According to the bloc's secretary-general Lim Jock Hoi, marine plastic debris does not only endanger life under the sea, but microplastics can also invade the human food chain. Plastic pollution also puts fishery and tourism —two sectors that are vital to the region's economies— in jeopardy.
“The volume of solid waste generated across Southeast Asia has rapidly increased in recent years. Fifty three percent of this waste in the region remains uncollected," Lim Jock Hoi told an online conference on Friday.
"Eighty percent of the marine debris is plastic. Similar studies highlight that we will see more plastic than fish in our oceans by 2050."
The dire situation prompted Asean to devise an action plan on combating marine plastic debris in the region. The secretary-general revealed the regional action plan would offer three practical solutions across the plastic waste value chains.

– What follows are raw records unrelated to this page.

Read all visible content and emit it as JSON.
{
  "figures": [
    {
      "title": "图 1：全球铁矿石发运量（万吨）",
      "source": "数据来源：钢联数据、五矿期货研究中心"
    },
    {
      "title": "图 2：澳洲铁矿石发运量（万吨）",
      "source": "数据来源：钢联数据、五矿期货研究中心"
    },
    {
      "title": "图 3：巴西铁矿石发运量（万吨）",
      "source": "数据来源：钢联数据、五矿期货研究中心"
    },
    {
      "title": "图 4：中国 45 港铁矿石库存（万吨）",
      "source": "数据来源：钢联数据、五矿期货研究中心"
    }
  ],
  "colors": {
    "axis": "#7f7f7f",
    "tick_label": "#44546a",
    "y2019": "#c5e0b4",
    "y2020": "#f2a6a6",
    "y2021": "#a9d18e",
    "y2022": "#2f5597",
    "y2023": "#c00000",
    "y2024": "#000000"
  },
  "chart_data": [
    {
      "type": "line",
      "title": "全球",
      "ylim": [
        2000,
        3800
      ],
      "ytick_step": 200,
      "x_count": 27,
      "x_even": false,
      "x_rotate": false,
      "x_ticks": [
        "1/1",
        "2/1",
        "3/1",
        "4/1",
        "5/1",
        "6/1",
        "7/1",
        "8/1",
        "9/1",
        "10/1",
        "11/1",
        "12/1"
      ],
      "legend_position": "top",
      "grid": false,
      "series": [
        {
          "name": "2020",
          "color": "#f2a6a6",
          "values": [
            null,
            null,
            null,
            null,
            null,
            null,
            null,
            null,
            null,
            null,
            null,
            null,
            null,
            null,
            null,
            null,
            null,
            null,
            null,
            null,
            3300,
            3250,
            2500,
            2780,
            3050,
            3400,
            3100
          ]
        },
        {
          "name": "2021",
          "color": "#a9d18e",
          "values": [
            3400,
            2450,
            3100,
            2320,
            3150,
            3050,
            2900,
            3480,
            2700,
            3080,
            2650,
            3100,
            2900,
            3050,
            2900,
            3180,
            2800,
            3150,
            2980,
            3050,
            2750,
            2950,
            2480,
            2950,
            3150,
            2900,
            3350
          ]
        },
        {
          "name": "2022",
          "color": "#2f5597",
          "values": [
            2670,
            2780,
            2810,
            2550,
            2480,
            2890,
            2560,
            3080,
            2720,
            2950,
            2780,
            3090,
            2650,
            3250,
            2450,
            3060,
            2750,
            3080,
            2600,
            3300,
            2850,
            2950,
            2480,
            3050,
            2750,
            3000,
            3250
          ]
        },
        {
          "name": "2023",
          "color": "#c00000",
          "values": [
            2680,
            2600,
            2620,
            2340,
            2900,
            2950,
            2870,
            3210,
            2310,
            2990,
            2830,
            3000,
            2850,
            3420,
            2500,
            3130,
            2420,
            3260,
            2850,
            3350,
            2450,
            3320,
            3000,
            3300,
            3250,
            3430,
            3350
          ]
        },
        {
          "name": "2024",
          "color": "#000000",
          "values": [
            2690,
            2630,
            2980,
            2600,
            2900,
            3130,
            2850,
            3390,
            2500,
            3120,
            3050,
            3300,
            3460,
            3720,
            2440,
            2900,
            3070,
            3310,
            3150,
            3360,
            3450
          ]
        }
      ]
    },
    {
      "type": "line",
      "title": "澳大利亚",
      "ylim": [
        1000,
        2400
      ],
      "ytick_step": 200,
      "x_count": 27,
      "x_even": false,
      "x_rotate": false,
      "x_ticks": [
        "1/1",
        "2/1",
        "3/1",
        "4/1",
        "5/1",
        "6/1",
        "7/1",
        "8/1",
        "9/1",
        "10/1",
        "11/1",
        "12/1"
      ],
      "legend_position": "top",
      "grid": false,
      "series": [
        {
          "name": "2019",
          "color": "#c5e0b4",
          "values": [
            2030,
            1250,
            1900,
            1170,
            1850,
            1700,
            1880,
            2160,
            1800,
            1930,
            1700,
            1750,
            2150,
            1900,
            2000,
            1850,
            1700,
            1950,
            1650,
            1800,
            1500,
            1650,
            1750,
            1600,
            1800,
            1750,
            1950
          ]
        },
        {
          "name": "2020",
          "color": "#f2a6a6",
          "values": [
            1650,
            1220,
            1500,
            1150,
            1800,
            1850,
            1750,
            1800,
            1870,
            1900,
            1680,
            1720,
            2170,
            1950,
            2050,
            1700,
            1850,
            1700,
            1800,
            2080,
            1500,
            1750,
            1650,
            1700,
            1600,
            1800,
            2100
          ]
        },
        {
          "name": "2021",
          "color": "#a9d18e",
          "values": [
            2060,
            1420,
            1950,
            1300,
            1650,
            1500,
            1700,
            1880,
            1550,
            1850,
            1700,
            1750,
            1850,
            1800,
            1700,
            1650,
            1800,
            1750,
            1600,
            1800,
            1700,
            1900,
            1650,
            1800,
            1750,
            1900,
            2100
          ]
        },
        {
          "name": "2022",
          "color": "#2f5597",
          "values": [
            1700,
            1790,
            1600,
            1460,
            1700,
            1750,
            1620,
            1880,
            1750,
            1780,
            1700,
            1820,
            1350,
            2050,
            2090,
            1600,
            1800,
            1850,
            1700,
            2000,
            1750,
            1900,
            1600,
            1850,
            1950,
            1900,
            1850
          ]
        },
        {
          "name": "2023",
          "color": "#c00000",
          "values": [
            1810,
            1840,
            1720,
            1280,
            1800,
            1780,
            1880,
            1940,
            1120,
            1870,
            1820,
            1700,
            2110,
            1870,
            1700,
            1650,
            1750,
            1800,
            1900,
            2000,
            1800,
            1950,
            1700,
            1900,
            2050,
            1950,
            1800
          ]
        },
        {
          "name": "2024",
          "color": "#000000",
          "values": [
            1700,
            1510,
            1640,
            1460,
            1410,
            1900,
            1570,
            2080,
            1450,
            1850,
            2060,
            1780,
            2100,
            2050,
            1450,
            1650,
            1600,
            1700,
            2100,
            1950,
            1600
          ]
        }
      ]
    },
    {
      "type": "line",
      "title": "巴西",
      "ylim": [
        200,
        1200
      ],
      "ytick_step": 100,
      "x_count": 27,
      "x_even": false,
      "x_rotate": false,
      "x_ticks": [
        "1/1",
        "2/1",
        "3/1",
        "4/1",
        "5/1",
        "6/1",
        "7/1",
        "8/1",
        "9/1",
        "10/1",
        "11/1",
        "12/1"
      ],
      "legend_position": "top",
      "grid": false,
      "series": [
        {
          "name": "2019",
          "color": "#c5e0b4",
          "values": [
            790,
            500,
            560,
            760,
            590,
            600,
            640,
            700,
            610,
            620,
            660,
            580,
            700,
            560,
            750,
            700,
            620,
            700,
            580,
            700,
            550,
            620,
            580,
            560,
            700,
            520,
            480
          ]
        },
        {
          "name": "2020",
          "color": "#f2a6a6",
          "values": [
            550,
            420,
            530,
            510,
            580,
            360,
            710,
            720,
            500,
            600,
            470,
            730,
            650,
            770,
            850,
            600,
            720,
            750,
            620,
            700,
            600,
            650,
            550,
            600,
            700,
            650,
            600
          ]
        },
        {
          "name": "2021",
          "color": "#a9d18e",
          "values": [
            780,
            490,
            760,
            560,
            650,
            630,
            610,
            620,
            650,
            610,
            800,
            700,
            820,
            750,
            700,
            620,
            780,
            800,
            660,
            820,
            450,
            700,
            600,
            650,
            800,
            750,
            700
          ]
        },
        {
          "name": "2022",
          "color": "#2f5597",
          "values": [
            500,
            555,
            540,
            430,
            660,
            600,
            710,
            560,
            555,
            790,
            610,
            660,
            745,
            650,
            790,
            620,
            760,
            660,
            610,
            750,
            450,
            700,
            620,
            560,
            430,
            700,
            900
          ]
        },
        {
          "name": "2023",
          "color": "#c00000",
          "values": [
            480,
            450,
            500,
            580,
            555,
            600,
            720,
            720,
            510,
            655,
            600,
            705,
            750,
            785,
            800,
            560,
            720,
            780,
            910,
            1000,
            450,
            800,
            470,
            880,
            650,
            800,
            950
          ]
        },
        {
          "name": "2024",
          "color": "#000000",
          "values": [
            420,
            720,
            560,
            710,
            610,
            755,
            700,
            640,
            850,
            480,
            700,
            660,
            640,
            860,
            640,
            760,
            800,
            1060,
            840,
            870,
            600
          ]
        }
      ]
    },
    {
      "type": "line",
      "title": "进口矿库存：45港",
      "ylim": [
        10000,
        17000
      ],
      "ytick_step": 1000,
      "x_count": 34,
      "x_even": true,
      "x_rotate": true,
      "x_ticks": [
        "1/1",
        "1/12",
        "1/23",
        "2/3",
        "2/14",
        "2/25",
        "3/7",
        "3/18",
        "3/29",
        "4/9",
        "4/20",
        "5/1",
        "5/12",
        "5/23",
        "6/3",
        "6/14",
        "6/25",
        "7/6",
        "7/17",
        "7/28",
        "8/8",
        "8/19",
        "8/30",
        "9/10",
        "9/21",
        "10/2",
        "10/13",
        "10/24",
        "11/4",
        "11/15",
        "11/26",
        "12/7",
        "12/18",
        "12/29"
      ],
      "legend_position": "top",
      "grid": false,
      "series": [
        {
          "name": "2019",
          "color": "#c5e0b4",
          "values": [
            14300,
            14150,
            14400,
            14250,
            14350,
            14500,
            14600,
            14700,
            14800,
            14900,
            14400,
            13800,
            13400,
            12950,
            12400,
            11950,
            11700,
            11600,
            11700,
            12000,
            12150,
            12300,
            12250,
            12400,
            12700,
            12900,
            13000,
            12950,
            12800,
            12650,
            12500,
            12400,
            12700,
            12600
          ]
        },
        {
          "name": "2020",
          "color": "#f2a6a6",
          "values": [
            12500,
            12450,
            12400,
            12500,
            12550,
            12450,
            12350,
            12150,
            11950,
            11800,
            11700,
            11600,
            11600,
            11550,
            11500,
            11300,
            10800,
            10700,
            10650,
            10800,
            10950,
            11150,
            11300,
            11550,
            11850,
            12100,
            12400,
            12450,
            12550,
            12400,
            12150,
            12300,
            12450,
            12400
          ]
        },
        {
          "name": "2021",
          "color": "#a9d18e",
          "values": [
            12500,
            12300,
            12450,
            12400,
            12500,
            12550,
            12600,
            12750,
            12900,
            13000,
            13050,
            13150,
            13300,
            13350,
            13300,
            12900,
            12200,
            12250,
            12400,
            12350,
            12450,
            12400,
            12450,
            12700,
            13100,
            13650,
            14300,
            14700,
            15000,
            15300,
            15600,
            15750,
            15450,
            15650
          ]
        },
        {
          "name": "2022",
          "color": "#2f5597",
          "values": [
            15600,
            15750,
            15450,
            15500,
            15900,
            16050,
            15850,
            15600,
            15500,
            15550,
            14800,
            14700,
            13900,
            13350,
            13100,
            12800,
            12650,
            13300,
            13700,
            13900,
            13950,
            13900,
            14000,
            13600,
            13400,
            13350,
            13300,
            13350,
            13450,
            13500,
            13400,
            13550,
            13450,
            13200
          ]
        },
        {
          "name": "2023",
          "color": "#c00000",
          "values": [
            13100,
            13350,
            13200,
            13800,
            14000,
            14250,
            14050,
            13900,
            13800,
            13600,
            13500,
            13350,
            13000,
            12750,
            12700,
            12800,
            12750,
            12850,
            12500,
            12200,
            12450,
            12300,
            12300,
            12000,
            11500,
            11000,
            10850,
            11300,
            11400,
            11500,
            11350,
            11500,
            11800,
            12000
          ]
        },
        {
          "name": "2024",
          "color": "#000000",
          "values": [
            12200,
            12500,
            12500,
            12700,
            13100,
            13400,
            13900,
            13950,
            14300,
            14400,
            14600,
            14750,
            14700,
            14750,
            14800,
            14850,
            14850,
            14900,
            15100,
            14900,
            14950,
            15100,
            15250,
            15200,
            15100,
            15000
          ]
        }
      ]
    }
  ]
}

"Firstly, we can work towards reducing input into the system by supporting industries in utilizing reusable and recycled materials," he said.
Another solution is to improve solid waste management infrastructure in a bid to enhance collection and minimize leakage.
"Lastly, we need to create a value in reusing waste by improving public perception and providing access to better technologies and practices," Lim Jock Hoi said.
These solutions will serve as a springboard for 14 regional actions across four pillars — namely policy support and planning; research, innovation and capacity building; private sector engagement; public awareness, education and outreach.
Among the 14 regional actions is providing guiding principles for phasing out select single-use plastics.
The regional action plan is to be implemented over the next five years. In its making, Asean also received support from the World Bank via Problue – an umbrella multi-donor trust fund dedicated to promote healthy oceans.
A 2015 study ranked Indonesia as the world's second largest marine polluter after China. The study showed, in 2010, Indonesia produced 3.2 million tons of mismanaged waste with up to 1.29 million tons of plastic waste ended up in the ocean.
The finding has painted a grim picture of Indonesia's plastic waste management.
In response, the government has set a target to slash marine plastic waste by 70 percent by 2025. The Jakarta provincial government has also banned single-use plastic bags in shopping centers, supermarkets, and traditional markets. This ban has forced the public to carry a reusable bag whenever they shop.